Reliability analyses of shear strengthened RC beams with externally bonded fiber reinforced polymer

Abstract

Different methods for the estimation of fiber reinforced polymer (FRP) contribution to shear strength in reinforced concrete (RC) beams were evaluated and compared through reliability analysis using FRP rupture and debonding failure functions. The carbon fibers properties were obtained through laboratory tests allowing to define the probability distribution function of the fiber tensile strength and elastic modulus. Uncertainties associated with the load, material properties were taken into account in order to compare two standards (ACI 440.2R and CNR-DT200) and two more sophisticated methods proposed in the literature. The Monte Carlo method and an improved first order reliability method (FORM iHLRF) were used to determine the structural reliability of an RC beam with externally bonded FRP. The results show the effects of the different mechanical methods in the reliability indices of the strengthened RC beam. The performance function related to FRP rupture presented a much higher reliability index than the other failure function related to FRP debonding for all four methods.
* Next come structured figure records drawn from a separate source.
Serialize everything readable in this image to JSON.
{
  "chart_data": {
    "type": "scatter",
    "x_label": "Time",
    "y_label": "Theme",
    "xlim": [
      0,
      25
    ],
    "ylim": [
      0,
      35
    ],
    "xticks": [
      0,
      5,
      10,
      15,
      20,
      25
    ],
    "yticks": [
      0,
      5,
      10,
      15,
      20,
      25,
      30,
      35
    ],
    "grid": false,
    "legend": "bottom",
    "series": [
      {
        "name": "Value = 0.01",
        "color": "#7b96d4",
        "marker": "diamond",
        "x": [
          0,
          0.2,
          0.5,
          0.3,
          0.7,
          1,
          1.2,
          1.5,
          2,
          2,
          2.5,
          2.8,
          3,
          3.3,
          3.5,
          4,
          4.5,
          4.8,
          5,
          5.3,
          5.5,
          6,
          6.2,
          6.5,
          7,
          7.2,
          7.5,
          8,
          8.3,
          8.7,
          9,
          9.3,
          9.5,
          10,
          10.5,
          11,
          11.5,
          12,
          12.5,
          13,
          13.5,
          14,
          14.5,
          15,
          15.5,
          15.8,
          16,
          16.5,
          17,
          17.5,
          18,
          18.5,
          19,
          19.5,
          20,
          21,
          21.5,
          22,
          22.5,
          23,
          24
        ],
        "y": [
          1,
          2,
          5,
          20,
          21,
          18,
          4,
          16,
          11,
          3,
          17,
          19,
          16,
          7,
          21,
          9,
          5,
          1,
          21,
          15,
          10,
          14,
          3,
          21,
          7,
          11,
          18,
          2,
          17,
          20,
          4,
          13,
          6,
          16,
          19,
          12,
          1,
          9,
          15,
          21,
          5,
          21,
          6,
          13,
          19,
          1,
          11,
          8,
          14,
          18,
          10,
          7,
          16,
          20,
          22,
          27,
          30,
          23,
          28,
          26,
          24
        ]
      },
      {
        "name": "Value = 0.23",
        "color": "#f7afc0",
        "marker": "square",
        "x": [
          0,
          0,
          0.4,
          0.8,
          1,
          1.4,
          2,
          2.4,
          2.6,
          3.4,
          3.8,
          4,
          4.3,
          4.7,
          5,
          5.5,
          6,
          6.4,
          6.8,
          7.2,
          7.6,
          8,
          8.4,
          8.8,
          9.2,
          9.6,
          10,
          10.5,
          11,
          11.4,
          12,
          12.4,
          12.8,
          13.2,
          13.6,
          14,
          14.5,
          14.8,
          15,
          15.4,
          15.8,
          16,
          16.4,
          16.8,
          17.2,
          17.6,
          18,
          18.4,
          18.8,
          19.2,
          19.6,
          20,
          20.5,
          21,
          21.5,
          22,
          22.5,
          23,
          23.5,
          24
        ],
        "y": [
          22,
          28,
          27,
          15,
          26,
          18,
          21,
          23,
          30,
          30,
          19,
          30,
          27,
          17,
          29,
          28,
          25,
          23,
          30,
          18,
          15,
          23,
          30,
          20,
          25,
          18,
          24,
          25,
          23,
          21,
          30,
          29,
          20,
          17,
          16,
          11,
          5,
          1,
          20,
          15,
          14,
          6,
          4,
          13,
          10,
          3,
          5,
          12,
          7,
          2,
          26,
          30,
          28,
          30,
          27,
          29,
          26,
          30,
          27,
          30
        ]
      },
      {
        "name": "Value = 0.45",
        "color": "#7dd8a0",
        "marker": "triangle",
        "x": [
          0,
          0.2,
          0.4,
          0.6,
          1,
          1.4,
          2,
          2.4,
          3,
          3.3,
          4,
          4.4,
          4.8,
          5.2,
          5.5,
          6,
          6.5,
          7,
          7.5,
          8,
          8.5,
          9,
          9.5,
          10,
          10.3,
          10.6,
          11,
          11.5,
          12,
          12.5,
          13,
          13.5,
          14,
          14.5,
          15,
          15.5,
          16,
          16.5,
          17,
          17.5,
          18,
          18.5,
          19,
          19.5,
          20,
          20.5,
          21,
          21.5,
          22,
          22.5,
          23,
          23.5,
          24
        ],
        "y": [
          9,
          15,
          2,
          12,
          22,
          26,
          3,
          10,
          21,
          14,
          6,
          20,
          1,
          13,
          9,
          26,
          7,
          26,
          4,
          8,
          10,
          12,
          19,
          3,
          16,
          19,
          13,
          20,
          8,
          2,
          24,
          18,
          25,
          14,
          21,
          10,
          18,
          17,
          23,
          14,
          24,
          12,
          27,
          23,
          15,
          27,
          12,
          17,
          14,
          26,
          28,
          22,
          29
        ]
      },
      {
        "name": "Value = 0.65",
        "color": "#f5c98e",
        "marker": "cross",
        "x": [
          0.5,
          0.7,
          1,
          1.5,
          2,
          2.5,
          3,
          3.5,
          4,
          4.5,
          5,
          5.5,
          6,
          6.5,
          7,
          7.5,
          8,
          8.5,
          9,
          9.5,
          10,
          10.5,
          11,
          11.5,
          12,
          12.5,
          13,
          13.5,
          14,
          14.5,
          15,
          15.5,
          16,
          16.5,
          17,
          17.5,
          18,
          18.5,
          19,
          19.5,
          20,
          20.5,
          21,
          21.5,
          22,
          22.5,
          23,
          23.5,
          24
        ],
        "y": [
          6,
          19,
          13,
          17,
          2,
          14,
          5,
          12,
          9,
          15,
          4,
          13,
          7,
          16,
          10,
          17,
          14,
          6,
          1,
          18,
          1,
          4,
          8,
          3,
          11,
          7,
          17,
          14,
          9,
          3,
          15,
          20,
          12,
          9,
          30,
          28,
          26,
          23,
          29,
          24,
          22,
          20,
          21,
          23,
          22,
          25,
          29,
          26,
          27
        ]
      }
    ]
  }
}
A reliability-based design optimization was also performed to measure the effects of the assumptions and uncertainties associated with each method regarding the design variable (width of the reinforcement) for the same target reliability. The most conservative methods were the standards (ACI 440.2R and CNR-DT200), leading to a wider FRP reinforcement than the ones estimated by the other methods for the same reliability safe level design.